Os presentes se indagavam: “quem é esse doido que vem aí dentro”? Do interior da nave desceu um homem moreno, jovem, alegre, seguido de uma mulher morena vestida de preto. O piloto cumprimentou a todos que o aguardavam. O Diretor do DAC perguntou-lhe:
– De onde vem o Senhor?
– Estou chegando da Paraiba.
-Mas, veio voando nisso aí?
-Sim senhor.
-Não é possível. O senhor está brincando. Deve ter vindo de Manguinhos.
– Que nada, senhor. Eu sou da Paraiba e vim de lá. Sou aviador há seis anos, pouso esse bichinho há mais de dois anos e nunca me aconteceu nada.
No Rio, Nogueira, o Aviador, não teve sossego: levaram-no ao Aeroclube do Brasil onde foi muito bem recebido pela Diretoria e os sócios. Cada explicação do piloto virava uma notícia. Severino informou ter gastado 300 litros de gasolina e quatro litros de óleo. Adiantou que fez um trajeto de tempo de 18 horas, levando oito dias para conhecer as cidades do percurso e proporcionar descanso ao motor da aeronave.

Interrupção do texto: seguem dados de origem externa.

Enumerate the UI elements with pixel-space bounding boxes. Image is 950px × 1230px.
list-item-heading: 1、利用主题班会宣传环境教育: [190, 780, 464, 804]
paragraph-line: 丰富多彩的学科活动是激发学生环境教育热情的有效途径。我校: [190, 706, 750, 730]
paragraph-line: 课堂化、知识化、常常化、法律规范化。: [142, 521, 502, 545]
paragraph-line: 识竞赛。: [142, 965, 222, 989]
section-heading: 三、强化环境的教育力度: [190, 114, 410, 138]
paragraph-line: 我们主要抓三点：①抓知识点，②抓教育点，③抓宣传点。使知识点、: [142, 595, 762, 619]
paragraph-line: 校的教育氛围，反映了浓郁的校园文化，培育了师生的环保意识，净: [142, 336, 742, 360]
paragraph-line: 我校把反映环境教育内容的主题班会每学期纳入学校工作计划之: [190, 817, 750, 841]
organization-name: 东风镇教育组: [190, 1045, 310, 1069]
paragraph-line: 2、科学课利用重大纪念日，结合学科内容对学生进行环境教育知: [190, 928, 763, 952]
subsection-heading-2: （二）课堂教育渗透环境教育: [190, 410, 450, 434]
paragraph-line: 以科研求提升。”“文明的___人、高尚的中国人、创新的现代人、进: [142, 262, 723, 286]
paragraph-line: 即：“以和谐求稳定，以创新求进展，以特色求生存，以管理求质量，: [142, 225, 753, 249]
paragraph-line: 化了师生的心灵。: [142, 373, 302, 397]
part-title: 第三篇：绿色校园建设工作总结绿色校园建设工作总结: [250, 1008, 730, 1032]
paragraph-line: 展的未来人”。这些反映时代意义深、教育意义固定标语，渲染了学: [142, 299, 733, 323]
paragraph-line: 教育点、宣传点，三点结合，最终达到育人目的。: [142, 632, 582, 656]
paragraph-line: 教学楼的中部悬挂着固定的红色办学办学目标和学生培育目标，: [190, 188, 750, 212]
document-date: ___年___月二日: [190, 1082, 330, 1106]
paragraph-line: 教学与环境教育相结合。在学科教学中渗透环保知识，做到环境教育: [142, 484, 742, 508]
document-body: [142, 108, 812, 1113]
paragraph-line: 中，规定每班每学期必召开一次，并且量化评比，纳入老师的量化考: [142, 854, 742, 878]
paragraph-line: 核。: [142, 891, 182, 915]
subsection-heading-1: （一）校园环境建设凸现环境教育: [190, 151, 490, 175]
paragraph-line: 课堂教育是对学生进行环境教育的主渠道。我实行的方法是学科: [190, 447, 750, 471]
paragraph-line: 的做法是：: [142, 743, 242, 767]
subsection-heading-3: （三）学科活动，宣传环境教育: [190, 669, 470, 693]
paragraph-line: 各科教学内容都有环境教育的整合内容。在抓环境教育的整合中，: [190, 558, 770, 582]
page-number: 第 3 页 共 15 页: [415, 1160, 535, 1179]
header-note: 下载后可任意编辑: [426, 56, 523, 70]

Nogueira pretendia voltar à Paraíba na mesma aeronave, mas, foi convencido a não voar antes de uma revisão que lhe custaria muito caro. E, como homem de negócios, vendeu o avião por 154 contos de reis (Moeda circulante na época). Nogueira não imaginava que fossem noticiar a presença da companheira de viagem que, para todos os efeitos se chamaria Julieta Alves Nogueira, com quem mantinha laços amorosos. Este impasse gerou protestos, anos depois, por parte da sua legítima esposa, Maria Barros Nogueira, com desmentidos através de telegramas.
Nogueira passou a residir no Estado da Bahia, onde foi proprietário da Fazenda Barro Alto. Morreu lá, com mais de 70 anos.